Injuries are no excuse for the Bears (8-4) because through the first 12 games the team had only four starters miss games — one each for Cutler, running back Matt Forte and linemen Chris Spencer and Louis. Last season, a 7-3 team with Cutler dropped out of the postseason picture while finishing 1-5 without him.
The Bears injuries are nothing compared with what the Packers, their competition for the NFC North title this season, have endured. They have had 12 starters miss at least one game, with wide receiver Greg Jennings, linebacker Clay Matthews and safety Charles Woodson out for a combined 16 starts. They have 10 players on injured reserve.

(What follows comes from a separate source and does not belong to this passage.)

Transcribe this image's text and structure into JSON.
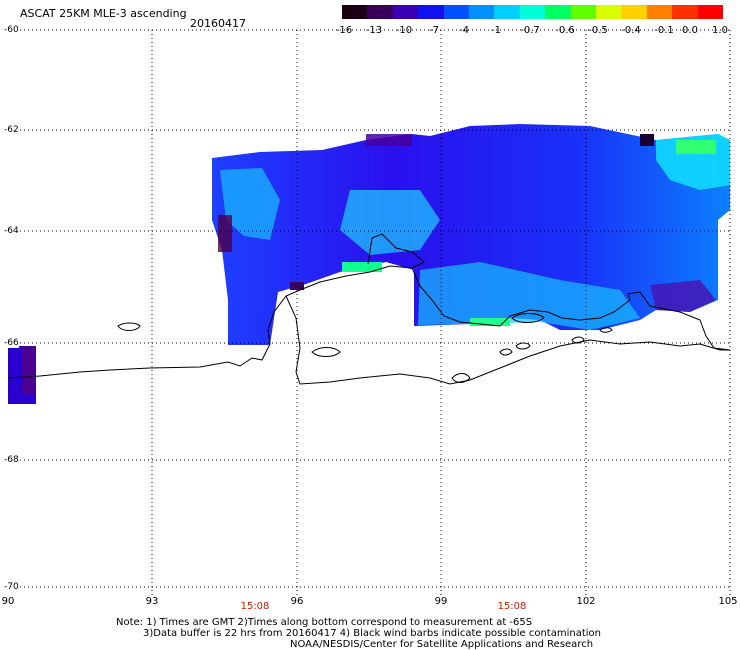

Playing without Urlacher isn’t going to be as challenging as it was in 2009, when he missed 15 games with a freak wrist injury. He’s not the same player physically after injuring his knee in the season finale at Minnesota a year ago.

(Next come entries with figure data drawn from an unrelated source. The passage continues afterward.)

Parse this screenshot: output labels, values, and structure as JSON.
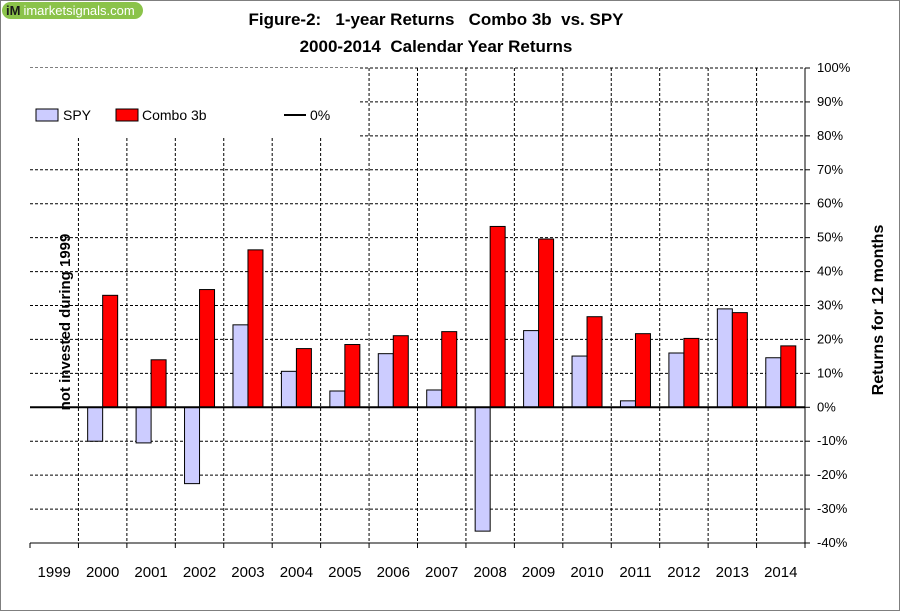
{
  "logo": {
    "mark": "iM",
    "text": "imarketsignals.com"
  },
  "chart_data": {
    "type": "bar",
    "title": "Figure-2:   1-year Returns   Combo 3b  vs. SPY",
    "subtitle": "2000-2014  Calendar Year Returns",
    "ylabel": "Returns for 12 months",
    "xlabel": "",
    "categories": [
      "1999",
      "2000",
      "2001",
      "2002",
      "2003",
      "2004",
      "2005",
      "2006",
      "2007",
      "2008",
      "2009",
      "2010",
      "2011",
      "2012",
      "2013",
      "2014"
    ],
    "series": [
      {
        "name": "SPY",
        "color": "#ccccff",
        "values": [
          null,
          -10,
          -10.5,
          -22.5,
          24.3,
          10.6,
          4.8,
          15.8,
          5.1,
          -36.5,
          22.6,
          15.1,
          1.9,
          16.0,
          29.0,
          14.6
        ]
      },
      {
        "name": "Combo 3b",
        "color": "#ff0000",
        "values": [
          null,
          33,
          14,
          34.7,
          46.4,
          17.3,
          18.5,
          21.1,
          22.3,
          53.3,
          49.6,
          26.7,
          21.7,
          20.3,
          27.9,
          18.1
        ]
      }
    ],
    "zero_line_label": "0%",
    "ylim": [
      -40,
      100
    ],
    "yticks": [
      "-40%",
      "-30%",
      "-20%",
      "-10%",
      "0%",
      "10%",
      "20%",
      "30%",
      "40%",
      "50%",
      "60%",
      "70%",
      "80%",
      "90%",
      "100%"
    ],
    "ytick_values": [
      -40,
      -30,
      -20,
      -10,
      0,
      10,
      20,
      30,
      40,
      50,
      60,
      70,
      80,
      90,
      100
    ],
    "annotation": "not invested during 1999",
    "grid": true,
    "legend_position": "top-left"
  }
}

But his leadership and communication skills as the quarterback of the defense cannot be replicated. Five times in the final 11 games in ‘09, when the Bears last played without Urlacher, the defense surrendered 30 points or more.
That alone adds pressure to an underperforming offense with a struggling line.
“We have to find a way,” Cutler said. “We have to be more efficient. Third down, we’ve been getting better. First down, we have been getting better. Red zone, when we get in there, we’ve done a good job. We just have to get more points.”
Offensive coordinator Mike Tice is encouraged because the Bears did their best job this season of pulling linemen on running plays in the loss to the Seahawks.
Moreover, Jeffery, who has missed half of the games with hand and knee injuries, appears poised to return. He was just about to break into the starting lineup when he broke his hand at Jacksonville on Oct. 7.
“We haven’t had him for any length of time to get him really in a groove,” Tice said. “Certainly he has shown he can complement Brandon (Marshall) so when opponents try to key on Brandon we really have two go-to guys on the field.”
Someone has to step up opposite Marshall because when you get past the big statistics he has produced, there’s almost nothing to evaluate. The one-man-gang approach has set the Bears behind where they were when the most glaring need was a No. 1 receiver. Maybe Jeffrey can alleviate that issue.
“I want the pressure,” Marshall said. “Our goals are still ahead of us so ... I expect to carry a bigger load this time of the year. I actually want to pick up my play.”
What is going to make the Bears better is if they can get more players to contribute when they are without the face of their defense for at least the next three games.